- Occupation(s): Buddhist nun and missionary

= An Lingshou =

An Lingshou (安令首) was a Chinese Buddhist nun who lived in the first half of the 4th century Common Era. Her father initially refused her permission to become a nun, wanting her to follow the traditional roles of a woman as a wife and mother. He ultimately relented when his spiritual advisor, the monk Fotudeng, pointed out that allowing her to become a nun would bring glory and salvation to the family, a role that fit within the family-oriented values that emphasized a person's duty to the family over individual desires. Her success paved the way for other women to choose a religious life, one that was not focused on the traditional role of a woman in society.

==Life==
An Lingshou (flourished in the first half of the fourth century), of Dongguan, or Donghuan, in present-day Shandong.

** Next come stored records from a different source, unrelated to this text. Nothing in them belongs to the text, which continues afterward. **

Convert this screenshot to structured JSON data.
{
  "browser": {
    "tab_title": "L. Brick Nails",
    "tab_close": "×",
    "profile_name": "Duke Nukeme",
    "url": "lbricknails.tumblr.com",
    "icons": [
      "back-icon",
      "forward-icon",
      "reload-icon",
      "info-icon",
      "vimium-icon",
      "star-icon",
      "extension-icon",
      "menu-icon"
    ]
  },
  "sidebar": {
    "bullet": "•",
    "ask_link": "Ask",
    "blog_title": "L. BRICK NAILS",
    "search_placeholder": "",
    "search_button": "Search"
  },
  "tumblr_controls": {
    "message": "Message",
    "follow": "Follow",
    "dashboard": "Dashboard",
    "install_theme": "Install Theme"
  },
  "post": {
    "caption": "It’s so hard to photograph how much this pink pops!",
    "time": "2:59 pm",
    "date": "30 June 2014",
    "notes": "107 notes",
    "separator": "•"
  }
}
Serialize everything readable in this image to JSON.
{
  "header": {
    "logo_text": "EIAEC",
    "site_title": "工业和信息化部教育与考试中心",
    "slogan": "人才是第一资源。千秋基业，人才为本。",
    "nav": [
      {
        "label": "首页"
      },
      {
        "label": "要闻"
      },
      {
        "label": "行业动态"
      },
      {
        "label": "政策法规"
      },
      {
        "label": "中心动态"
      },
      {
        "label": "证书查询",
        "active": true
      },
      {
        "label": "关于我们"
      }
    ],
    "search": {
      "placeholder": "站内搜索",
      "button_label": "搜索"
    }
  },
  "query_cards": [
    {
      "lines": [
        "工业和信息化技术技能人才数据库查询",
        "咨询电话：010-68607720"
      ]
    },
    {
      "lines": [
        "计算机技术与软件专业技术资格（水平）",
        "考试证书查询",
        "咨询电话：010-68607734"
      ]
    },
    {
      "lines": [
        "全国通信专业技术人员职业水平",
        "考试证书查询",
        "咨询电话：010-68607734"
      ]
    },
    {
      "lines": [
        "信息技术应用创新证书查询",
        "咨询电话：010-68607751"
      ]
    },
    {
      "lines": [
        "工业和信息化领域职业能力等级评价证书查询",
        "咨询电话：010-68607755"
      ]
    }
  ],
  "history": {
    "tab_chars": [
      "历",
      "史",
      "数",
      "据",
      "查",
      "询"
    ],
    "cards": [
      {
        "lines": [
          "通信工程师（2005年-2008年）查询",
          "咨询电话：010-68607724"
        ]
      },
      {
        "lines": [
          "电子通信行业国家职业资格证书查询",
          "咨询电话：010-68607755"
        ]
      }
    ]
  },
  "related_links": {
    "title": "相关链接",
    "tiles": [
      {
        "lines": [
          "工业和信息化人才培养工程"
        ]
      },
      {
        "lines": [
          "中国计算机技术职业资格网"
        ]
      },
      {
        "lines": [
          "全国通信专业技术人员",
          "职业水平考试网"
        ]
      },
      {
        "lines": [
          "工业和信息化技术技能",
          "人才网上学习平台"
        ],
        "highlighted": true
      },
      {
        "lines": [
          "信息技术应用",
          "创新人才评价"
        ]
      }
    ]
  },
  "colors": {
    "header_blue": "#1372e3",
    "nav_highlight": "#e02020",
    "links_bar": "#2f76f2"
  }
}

She was the daughter (her given name has been lost) of the government official Xu Chong during the Later Zhao dynasty in North China. Her father wanted her to marry, but An had no interest in doing so, preferring the contemplative life. He said that she was selfish and placing her desires over her duties to her parents and family. She replied that her Buddhist faith would help her parents find salvation. Xu Chong then took the issue to Fotudeng who said that allowing An to become a nun would bring the family honor and glory and guide them to salvation.

An became a disciple of Fotudeng and Zhu Jingiang and founded the Jinshu Monastery. She is said to have converted over 200 people and built five monasteries and a retreat. The Emperor Shi Hu promoted her father to the governorship of Qinghe in Hebei Province in recognition of her merits.